I have finally settled on the gap that works best for us using PLA. Our 3D Systems 3rd Generation Cubes came with a "Gap Tool" that is a strip of plastic that measures a uniform thickness of .10mm thick. I am now using this to set the baseline gap and corner offsets of the M3D Micro. While I have not found the need, I can increase the gap simply by increasing the Bed Height Offset on the Calibration Tab of the Micro client software.
The Scope of the Print Task
We printed 12 sets of each color in groups of four at a time using two different printers. They were print with a layer height of 350 microns and density of low. Each group took approximately 1 hour and 45 minutes. Each sample has a printed number indicating a specific color.

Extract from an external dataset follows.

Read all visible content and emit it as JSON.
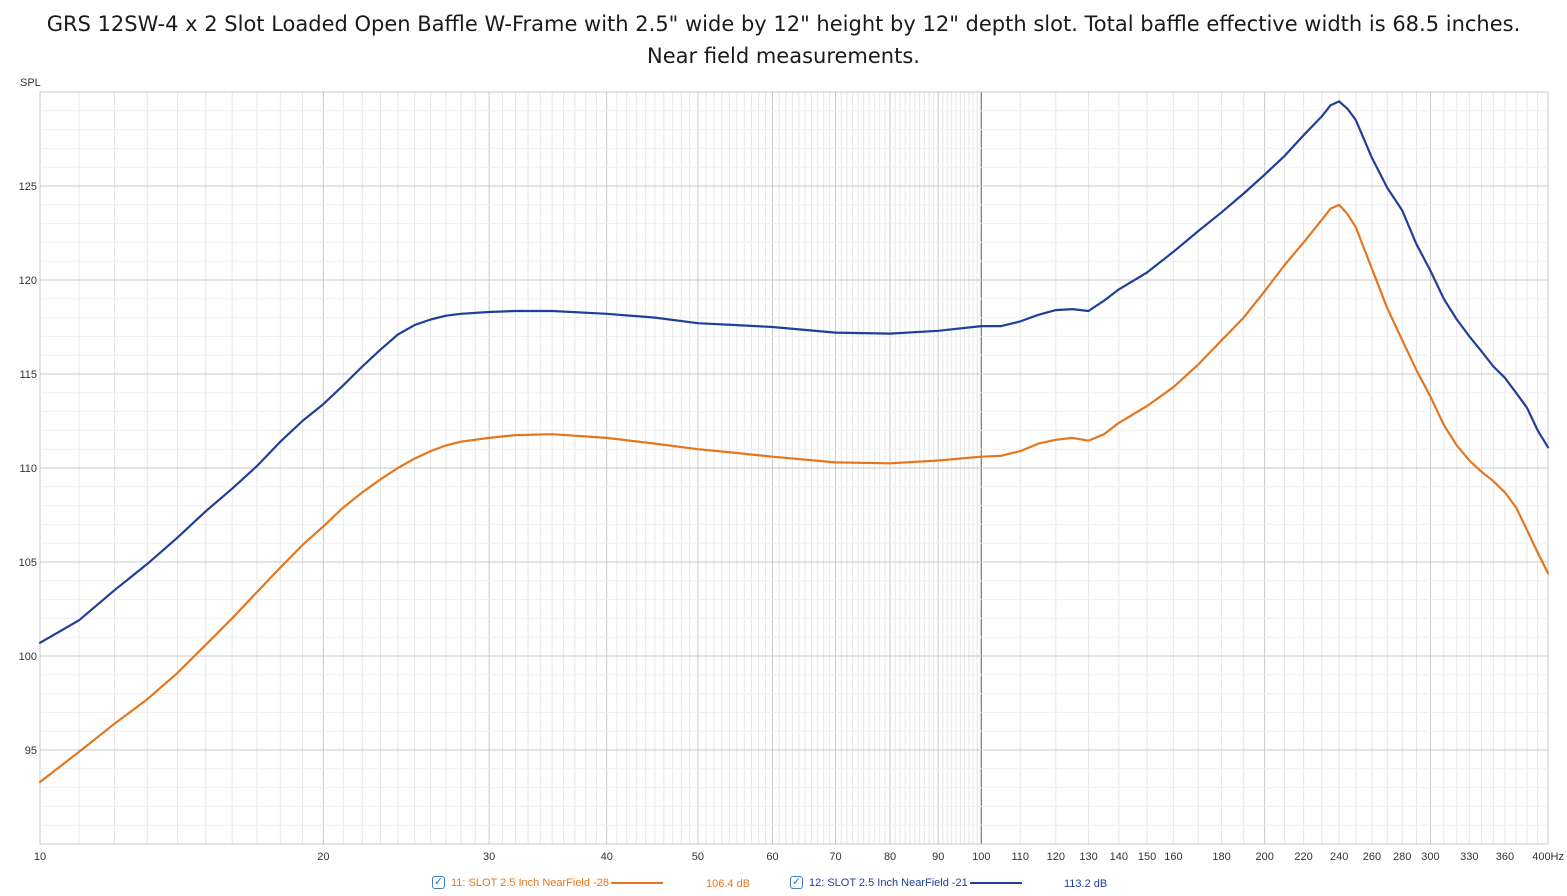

|Genie Blue Ice Test Sample|
The Print Experience With Chameleon
I was very pleasantly surprised by the overall experience of printing with Chameleon 3D Ink. In fact, if I were to select a single phrase to describe the process it would have to be "Smooth as butter!"
And, I literally mean that.
Removing the Chameleon is so smooth and easy. It seems to have a slightly softer surface characteristic than regular PLA. Chameleon has a unique tactile feel as it is separated from the build plate. The texture reminds me of a plastic known as Delrin. I use a palette knife (Nicole #7) purchased from AC Moore and/or Warner's "Apply" window caulking knife found in hardware stores. Both items have a nicely sharpened blade.
I admit that I am easily amused. But, watching the material change color as it is printed is just plain fun... as is watching it morph into a different color as it cools. The color transitions are not always as expected.. For instance, I placed one item in the freezer for a few minutes. It was a deep purple when it came out. But, what is surprising is that it has remained a deeper color than those that were never placed in the freezer, even though it's been sitting out for a while. This tells me that when we have the thermometers ready for our exploration in the lab, we are going to see some interesting results!
Not a Single Clog
I have to mention that I'm very impressed by the fact that even after hour upon hour of printing with the M3D Micro, I have not had a single clog. Nor, have I had any warping with the Chameleon materials with the test objects.
Not a single reel of Chameleon 3D Ink has given even a moment's worth of trouble. In fact, it's been a joy to print and remove Chameleon parts. But, the real fun is going to come later as our cadets get to explore the variety of characteristics presented in the entire Chameleon line-up. I'm really looking forward to it. We'll be sure to create a video.